Domaining has been growing up as an industry, and is now focusing on designing sites for SEO and with real content for good usability. As the industry builds up their sites and moves away from the shell pages that contain only thin content, they’re increasing their overall traffic and improving the quality of traffic they’re sending to advertisers.
Marchex’s strategy is a very strong approach, but most local companies might be well advised to approach domaining cautiously. Up-front investment through purchasing domain portfolios could be very risky, and it’s not clear that the initial investment would recouped as quickly as using the capital investment dollars in some other ways. What if Google or Microsoft move more aggressively into this space? What if cost-per-action metrics begin exposing problems with conversions on the bulk of the domainer sites?

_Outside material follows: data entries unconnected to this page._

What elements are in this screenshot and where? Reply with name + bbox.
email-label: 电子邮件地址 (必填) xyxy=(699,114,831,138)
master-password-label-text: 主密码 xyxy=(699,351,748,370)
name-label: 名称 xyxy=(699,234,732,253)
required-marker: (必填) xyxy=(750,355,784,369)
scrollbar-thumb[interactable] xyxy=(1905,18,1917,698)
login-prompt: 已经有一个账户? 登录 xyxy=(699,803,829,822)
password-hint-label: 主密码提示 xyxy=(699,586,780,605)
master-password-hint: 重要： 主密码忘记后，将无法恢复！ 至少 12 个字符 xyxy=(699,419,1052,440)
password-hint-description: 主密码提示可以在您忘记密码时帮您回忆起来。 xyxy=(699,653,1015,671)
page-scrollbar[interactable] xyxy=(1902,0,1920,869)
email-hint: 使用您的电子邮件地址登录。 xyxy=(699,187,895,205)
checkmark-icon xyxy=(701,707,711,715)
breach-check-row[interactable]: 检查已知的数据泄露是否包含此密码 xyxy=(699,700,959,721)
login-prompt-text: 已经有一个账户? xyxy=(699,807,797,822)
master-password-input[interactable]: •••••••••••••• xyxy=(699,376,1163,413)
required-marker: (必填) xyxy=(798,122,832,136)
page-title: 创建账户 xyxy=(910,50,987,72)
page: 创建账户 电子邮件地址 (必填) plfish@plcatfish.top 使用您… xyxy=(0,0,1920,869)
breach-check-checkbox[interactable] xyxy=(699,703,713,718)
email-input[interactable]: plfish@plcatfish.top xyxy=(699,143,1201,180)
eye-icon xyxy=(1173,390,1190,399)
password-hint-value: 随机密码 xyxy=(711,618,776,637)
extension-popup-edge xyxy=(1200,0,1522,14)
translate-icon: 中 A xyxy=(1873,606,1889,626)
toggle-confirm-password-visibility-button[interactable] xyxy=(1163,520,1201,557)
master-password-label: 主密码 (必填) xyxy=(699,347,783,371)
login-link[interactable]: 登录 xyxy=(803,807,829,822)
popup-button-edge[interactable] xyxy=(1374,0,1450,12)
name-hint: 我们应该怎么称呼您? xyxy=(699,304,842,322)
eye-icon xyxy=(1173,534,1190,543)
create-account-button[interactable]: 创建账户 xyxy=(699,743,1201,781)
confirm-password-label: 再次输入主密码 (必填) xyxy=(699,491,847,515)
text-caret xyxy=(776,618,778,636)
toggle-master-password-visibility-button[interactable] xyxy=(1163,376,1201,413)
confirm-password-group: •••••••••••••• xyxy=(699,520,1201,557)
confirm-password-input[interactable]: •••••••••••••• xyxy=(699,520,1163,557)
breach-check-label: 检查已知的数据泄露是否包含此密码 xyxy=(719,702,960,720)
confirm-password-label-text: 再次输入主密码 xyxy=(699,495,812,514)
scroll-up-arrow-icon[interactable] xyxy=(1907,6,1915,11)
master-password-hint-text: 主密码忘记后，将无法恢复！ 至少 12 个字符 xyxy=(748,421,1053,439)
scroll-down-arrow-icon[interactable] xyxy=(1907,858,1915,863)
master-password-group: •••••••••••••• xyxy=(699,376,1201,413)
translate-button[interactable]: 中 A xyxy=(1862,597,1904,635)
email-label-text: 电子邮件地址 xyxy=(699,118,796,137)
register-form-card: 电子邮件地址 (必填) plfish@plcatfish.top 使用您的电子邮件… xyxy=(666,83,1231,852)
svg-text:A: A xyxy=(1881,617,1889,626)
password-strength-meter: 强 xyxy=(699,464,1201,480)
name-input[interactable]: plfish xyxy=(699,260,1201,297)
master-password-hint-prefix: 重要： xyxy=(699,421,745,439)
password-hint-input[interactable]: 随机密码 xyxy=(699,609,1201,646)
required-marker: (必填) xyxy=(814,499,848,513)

Local firms seeking to increase distribution through direct navigation might be best served by partnering with the companies that hold localized domain portfolios, and testing traffic and the quality of that traffic with an eye towards the conversion rates. Go with domaining for now in order to exploit the traffic, but carefully assess feedback from your advertisers in that channel regarding their conversion rates compared to the bulk of clicks for which they’re paying.
Opinions expressed in the article are those of the guest author and not necessarily Search Engine Land.